Heh, give them something better to eat on


----------



## feinhorn (May 3, 2021)

them ba$tards are eating all my liriope, wife won't let me harm them lol


----------



## CrispyLawn (Jul 27, 2021)

We have a bunch of rabbits regularly. I watch them eat mostly weeds which is kinda nice. They make some repellent spray you can buy up north here… look for some in your area maybe, just don't be down wind of it when you spray!


----------



## Bombers (Jul 14, 2020)

Put down rabbit feed pellets. doubles as organic fertilizer/soil amendment. 
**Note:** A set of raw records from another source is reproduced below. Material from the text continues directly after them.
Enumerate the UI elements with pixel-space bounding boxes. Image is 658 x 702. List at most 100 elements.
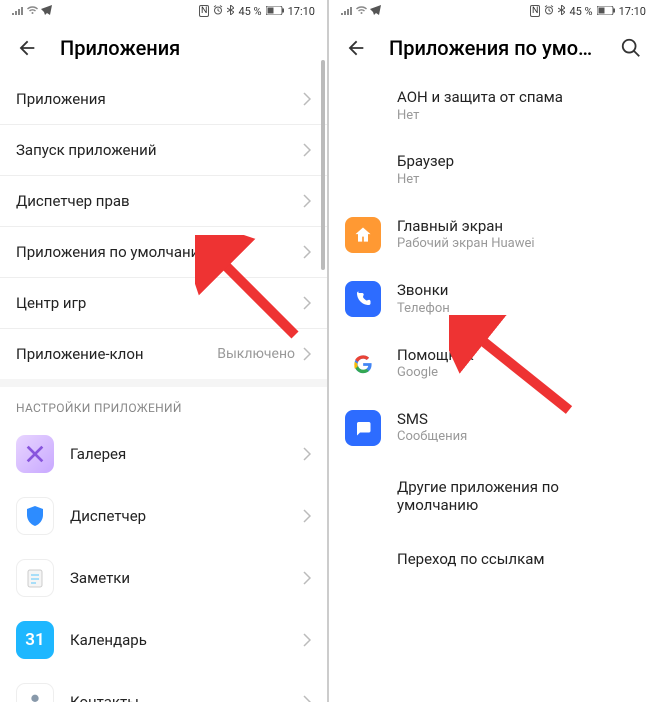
row-launch[interactable]: Запуск приложений (0, 125, 327, 176)
signal-icon (12, 5, 24, 18)
phone-icon (345, 281, 381, 317)
battery-icon (266, 5, 284, 18)
default-caller-id[interactable]: АОН и защита от спама Нет (329, 74, 658, 138)
default-browser[interactable]: Браузер Нет (329, 138, 658, 202)
header: Приложения по умолча... (329, 22, 658, 74)
google-icon (345, 346, 381, 382)
default-title: АОН и защита от спама (397, 88, 642, 108)
row-label: Приложение-клон (16, 345, 217, 363)
row-value: Выключено (217, 346, 295, 362)
default-title: Помощник (397, 346, 642, 366)
bluetooth-icon (558, 5, 565, 18)
time-text: 17:10 (619, 5, 646, 18)
status-right: N 45 % 17:10 (530, 5, 646, 18)
default-assistant[interactable]: Помощник Google (329, 332, 658, 396)
default-title: Главный экран (397, 217, 642, 237)
default-sub: Телефон (397, 301, 642, 318)
app-row-manager[interactable]: Диспетчер (0, 485, 327, 547)
home-icon (345, 217, 381, 253)
empty-icon (345, 153, 381, 189)
alarm-icon (544, 5, 554, 18)
gallery-icon (16, 435, 54, 473)
default-phone[interactable]: Звонки Телефон (329, 267, 658, 331)
app-label: Галерея (70, 445, 287, 463)
row-label: Центр игр (16, 294, 303, 312)
default-sms[interactable]: SMS Сообщения (329, 396, 658, 460)
header: Приложения (0, 22, 327, 74)
row-permissions[interactable]: Диспетчер прав (0, 176, 327, 227)
section-header: НАСТРОЙКИ ПРИЛОЖЕНИЙ (0, 387, 327, 423)
row-label: Приложения по умолчанию (16, 243, 303, 261)
default-sub: Нет (397, 108, 642, 125)
default-sub: Сообщения (397, 429, 642, 446)
chevron-right-icon (303, 633, 311, 647)
default-home[interactable]: Главный экран Рабочий экран Huawei (329, 203, 658, 267)
row-label: Приложения (16, 90, 303, 108)
app-row-gallery[interactable]: Галерея (0, 423, 327, 485)
shield-icon (16, 497, 54, 535)
search-icon[interactable] (620, 37, 642, 59)
scrollbar[interactable] (321, 60, 325, 270)
status-bar: N 45 % 17:10 (329, 0, 658, 22)
default-title: SMS (397, 410, 642, 430)
row-game-center[interactable]: Центр игр (0, 278, 327, 329)
telegram-icon (41, 5, 52, 18)
app-label: Диспетчер (70, 507, 287, 525)
chevron-right-icon (303, 92, 311, 106)
default-sub: Рабочий экран Huawei (397, 236, 642, 253)
app-list: Галерея Диспетчер Заметки 31 Календарь (0, 423, 327, 702)
phone-right: N 45 % 17:10 Приложения по умолча... АОН… (329, 0, 658, 702)
row-label: Диспетчер прав (16, 192, 303, 210)
telegram-icon (370, 5, 381, 18)
time-text: 17:10 (288, 5, 315, 18)
status-right: N 45 % 17:10 (199, 5, 315, 18)
default-title: Звонки (397, 281, 642, 301)
battery-text: 45 % (569, 5, 592, 18)
chevron-right-icon (303, 245, 311, 259)
signal-icon (341, 5, 353, 18)
row-open-links[interactable]: Переход по ссылкам (329, 532, 658, 586)
chevron-right-icon (303, 447, 311, 461)
chevron-right-icon (303, 695, 311, 702)
row-other-defaults[interactable]: Другие приложения по умолчанию (329, 460, 658, 532)
battery-icon (597, 5, 615, 18)
page-title: Приложения (60, 36, 311, 60)
status-bar: N 45 % 17:10 (0, 0, 327, 22)
back-icon[interactable] (345, 37, 367, 59)
chevron-right-icon (303, 143, 311, 157)
row-default-apps[interactable]: Приложения по умолчанию (0, 227, 327, 278)
row-apps[interactable]: Приложения (0, 74, 327, 125)
row-label: Запуск приложений (16, 141, 303, 159)
chevron-right-icon (303, 571, 311, 585)
wifi-icon (26, 5, 39, 18)
contacts-icon (16, 683, 54, 702)
status-left (341, 5, 381, 18)
page-title: Приложения по умолча... (389, 36, 598, 60)
nfc-icon: N (199, 5, 209, 17)
sms-icon (345, 410, 381, 446)
app-row-notes[interactable]: Заметки (0, 547, 327, 609)
app-label: Календарь (70, 631, 287, 649)
default-title: Браузер (397, 152, 642, 172)
app-row-calendar[interactable]: 31 Календарь (0, 609, 327, 671)
app-row-contacts[interactable]: Контакты (0, 671, 327, 702)
bluetooth-icon (227, 5, 234, 18)
status-left (12, 5, 52, 18)
back-icon[interactable] (16, 37, 38, 59)
phone-left: N 45 % 17:10 Приложения Приложения Запус… (0, 0, 329, 702)
chevron-right-icon (303, 194, 311, 208)
chevron-right-icon (303, 296, 311, 310)
defaults-list: АОН и защита от спама Нет Браузер Нет Гл… (329, 74, 658, 586)
row-app-clone[interactable]: Приложение-клон Выключено (0, 329, 327, 379)
wifi-icon (355, 5, 368, 18)
battery-text: 45 % (238, 5, 261, 18)
nfc-icon: N (530, 5, 540, 17)
app-label: Заметки (70, 569, 287, 587)
chevron-right-icon (303, 509, 311, 523)
alarm-icon (213, 5, 223, 18)
empty-icon (345, 88, 381, 124)
chevron-right-icon (303, 347, 311, 361)
settings-list: Приложения Запуск приложений Диспетчер п… (0, 74, 327, 379)
app-label: Контакты (70, 693, 287, 702)
notes-icon (16, 559, 54, 597)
or motion activated sprinkler. :shock:


----------



## Thejarrod (Aug 5, 2018)

I've not experienced rabbits eating on grass. At least not enough to cause any real damage. They usually stick to weeds like plantain or dandelion.


----------



## libertynugget (May 19, 2018)

Rent a coyote to pee all over your yard... that'll scare them off.
Else you could make a hot pepper mixture/spray to burn them away and make them poop fire.


----------



## libertynugget (May 19, 2018)

libertynugget said:


> Rent a coyote to pee all over your yard... that'll scare them off.
> Else you could make a hot pepper mixture/spray to burn them away and make them poop fire.


Most of this in jest, but they do make fox/coyote urine scents that might scare them off.
I've made a habenero pepper sauce/spray to drive chipmunks out of my flowerbeds and it was sort of effective


----------